Autre particularité de l’accompagnement : l’étape cruciale du passage à la majorité. La régularisation administrative vers un titre de séjour pour permettre au jeune de rester légalement sur le territoire est une course contre la montre. « Il y a de nombreuses dates butoirs qui dépendent de l’âge et des parcours des jeunes », pointe Julien Auzou, directeur du pôle UHD 75(1) du Groupe SOS et de l’établissement Déclic qui accueille un public mixte d’une quarantaine de jeunes. La moitié sont protégés par l’ASE et l’autre est orientée par la protection judiciaire de la jeunesse (PJJ). « C’est un grand enjeu de stress pour les équipes, comme pour les MNA. Les travailleurs sociaux ont à cœur que les jeunes puissent être régularisés pour mettre en œuvre leur projet de vie en France, poursuit-il. Nous avons pourtant la chance d’être à Paris où il y a une prise en charge de qualité jusqu’à leurs 21 ans. » En effet, dans la capitale, l’attribution et la durée des contrats jeunes majeurs, nécessaires à l’obtention d’un titre de séjour, ne sont pas restreintes, comme c’est le cas ailleurs. Compte tenu du profil des jeunes, qui arrivent en France à l’adolescence, les délais serrés se cumulent. « Nous avons de nombreuses démarches consulaires à opérer avant le passage en préfecture pour la régularisation administrative. Les documents d’identité doivent être expertisés par la police aux frontières, légalisés par le pays d’origine et parfois, selon les nationalités, au sein de leur ambassade en France », détaille Caroline Mercier.

Nécessaire pour garantir l’issue de la procédure, l’obligation de formation se cumule aux échéances du parcours, surtout lorsque le mineur est allophone. L’apprentissage du français et l’acquisition des codes de la société d’accueil constituant également des défis de taille. « Insertion, loisirs, écoute… Nous sommes sur une prise en charge globale.
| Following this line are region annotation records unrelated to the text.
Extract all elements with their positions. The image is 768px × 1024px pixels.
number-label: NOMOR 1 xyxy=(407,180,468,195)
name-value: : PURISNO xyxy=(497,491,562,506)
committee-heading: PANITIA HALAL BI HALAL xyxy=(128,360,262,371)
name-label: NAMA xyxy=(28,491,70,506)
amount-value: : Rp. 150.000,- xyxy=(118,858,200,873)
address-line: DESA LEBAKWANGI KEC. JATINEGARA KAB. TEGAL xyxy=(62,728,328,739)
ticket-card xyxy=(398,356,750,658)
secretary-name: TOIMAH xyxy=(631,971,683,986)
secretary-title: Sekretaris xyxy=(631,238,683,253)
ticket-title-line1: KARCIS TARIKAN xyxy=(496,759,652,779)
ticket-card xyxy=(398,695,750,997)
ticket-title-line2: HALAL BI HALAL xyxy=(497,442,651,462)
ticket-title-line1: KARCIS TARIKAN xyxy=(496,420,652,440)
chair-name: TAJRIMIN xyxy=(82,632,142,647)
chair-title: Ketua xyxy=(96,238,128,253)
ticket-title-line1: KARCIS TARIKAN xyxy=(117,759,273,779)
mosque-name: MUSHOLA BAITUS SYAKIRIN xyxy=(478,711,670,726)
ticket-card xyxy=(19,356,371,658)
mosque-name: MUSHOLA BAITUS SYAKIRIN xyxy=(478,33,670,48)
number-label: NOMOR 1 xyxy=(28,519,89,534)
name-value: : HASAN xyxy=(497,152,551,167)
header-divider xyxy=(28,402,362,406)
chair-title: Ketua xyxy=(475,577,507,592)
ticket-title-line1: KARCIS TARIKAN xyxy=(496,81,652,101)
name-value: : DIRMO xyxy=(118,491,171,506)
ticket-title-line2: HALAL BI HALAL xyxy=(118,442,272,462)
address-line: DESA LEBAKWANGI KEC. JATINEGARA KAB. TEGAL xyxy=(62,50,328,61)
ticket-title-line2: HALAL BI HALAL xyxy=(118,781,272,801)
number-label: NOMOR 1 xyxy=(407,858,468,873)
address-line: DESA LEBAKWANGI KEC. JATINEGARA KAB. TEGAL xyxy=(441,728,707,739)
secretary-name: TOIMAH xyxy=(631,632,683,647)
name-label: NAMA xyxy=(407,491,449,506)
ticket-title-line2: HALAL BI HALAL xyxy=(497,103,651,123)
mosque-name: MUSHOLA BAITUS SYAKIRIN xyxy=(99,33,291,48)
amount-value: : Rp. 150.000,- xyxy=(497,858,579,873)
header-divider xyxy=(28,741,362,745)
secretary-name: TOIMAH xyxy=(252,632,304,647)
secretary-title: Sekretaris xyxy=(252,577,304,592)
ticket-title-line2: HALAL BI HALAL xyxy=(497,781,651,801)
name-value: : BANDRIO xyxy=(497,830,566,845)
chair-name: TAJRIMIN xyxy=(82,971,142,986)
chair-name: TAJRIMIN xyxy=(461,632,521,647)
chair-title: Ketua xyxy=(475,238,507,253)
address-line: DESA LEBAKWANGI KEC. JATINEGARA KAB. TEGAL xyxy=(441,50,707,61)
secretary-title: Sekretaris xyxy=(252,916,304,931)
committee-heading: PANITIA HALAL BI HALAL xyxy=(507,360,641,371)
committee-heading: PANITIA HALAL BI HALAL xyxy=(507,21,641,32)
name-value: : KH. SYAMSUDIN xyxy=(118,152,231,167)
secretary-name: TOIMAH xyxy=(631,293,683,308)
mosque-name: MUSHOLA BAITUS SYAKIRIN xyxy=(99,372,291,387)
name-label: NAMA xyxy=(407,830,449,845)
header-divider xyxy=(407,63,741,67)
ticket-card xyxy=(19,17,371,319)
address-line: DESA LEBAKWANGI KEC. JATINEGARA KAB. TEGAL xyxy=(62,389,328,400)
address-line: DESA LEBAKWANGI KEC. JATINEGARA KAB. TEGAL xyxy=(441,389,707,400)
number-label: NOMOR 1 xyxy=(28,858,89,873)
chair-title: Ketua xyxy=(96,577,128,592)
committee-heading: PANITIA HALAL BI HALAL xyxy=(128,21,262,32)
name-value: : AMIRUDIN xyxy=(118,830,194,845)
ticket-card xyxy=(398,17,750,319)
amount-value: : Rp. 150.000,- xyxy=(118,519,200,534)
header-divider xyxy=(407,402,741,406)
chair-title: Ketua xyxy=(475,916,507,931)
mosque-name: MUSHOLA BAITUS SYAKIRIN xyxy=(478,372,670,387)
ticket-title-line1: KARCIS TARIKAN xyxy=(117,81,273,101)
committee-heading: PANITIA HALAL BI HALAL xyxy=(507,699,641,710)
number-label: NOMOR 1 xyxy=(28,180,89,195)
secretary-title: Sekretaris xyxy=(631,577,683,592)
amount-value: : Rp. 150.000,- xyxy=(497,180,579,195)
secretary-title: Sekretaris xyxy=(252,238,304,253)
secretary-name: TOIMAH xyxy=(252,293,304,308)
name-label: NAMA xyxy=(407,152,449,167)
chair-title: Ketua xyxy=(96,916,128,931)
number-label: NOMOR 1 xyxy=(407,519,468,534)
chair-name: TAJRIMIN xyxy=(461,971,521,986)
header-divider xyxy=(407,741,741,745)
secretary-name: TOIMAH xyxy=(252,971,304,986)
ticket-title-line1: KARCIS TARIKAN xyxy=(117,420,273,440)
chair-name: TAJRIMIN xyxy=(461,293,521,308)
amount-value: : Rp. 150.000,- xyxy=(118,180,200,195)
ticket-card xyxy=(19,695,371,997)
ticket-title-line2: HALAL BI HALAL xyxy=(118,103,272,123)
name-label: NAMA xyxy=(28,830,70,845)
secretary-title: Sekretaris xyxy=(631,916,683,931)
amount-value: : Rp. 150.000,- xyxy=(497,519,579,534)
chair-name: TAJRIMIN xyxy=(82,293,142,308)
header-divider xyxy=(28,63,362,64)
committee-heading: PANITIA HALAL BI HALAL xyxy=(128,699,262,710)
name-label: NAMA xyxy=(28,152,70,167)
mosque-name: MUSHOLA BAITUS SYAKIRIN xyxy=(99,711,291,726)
Mais nous mettons l’accent sur l’instruction de la langue, sur les visites culturelles ou sur les pratiques usuelles, comme la vie en entreprise », confie Julien Auzou.
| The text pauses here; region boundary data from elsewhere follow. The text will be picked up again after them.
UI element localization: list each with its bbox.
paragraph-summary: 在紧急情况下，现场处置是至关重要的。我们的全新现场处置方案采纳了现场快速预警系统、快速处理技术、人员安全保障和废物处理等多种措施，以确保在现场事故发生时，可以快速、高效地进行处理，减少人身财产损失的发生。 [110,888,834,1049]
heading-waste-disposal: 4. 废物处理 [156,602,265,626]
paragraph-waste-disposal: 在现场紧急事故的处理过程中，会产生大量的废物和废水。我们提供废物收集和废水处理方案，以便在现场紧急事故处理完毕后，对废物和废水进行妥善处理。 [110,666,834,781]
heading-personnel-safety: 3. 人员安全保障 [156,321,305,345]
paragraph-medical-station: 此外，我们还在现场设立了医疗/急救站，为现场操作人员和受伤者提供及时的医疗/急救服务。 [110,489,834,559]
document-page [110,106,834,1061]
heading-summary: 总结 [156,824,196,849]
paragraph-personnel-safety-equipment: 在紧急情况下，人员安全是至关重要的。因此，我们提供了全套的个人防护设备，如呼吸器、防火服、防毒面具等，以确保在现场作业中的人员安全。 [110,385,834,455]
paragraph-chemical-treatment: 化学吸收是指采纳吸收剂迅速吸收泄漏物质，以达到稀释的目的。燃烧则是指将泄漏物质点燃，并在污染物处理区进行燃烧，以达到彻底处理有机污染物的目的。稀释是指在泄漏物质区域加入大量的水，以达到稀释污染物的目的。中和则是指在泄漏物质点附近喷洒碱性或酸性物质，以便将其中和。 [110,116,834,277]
Sur le volet de l’organisation, Jean-Marc Pasquier, chef de service et fondateur de La Khaoua (fondation Apprentis d’Auteuil), dispositif nantais d’accompagnement de MNA et de jeunes majeurs, ex-MNA, embauche en fonction des enjeux. « Je recrute des salariés aux compétences spécifiques comme le droit des étrangers, l’insertion et le logement. Evidemment, on ne peut pas résumer la réussite de l’inclusion par ce triptyque. Des psychologues ou des chefs de service font aussi partie de l’équipe », note-t-il.

Accompagnement au rabais

Si les professionnels exerçant dans les structures dédiées aux MNA savent ce qu’est la pluridisciplinarité, tous sont confrontés à des restrictions budgétaires. En Loire-Atlantique comme dans le Morbihan, le constat est unanime. « La prise en charge des mineurs étrangers a clairement baissé. Le conseil départemental de Loire-Atlantique traverse une crise financière importante. Les moyens sont davantage orientés vers les autres publics vulnérables comme les mineurs plus jeunes. C’est un peu la bataille actuellement pour obtenir des contrats jeunes majeurs », témoigne Jean-Marc Pasquier. « L’accueil peut s’arrêter à 18 ans si le jeune est apprenti et qu’il dispose d’un appartement », abonde l’éducatrice référente de Vannes. « Par ailleurs, la somme quotidienne par jeune allouée est de 68 €. Je pense que les prix de journée au sein des maisons d’enfants à caractère social (Mecs) ordinaires sont largement supérieurs. »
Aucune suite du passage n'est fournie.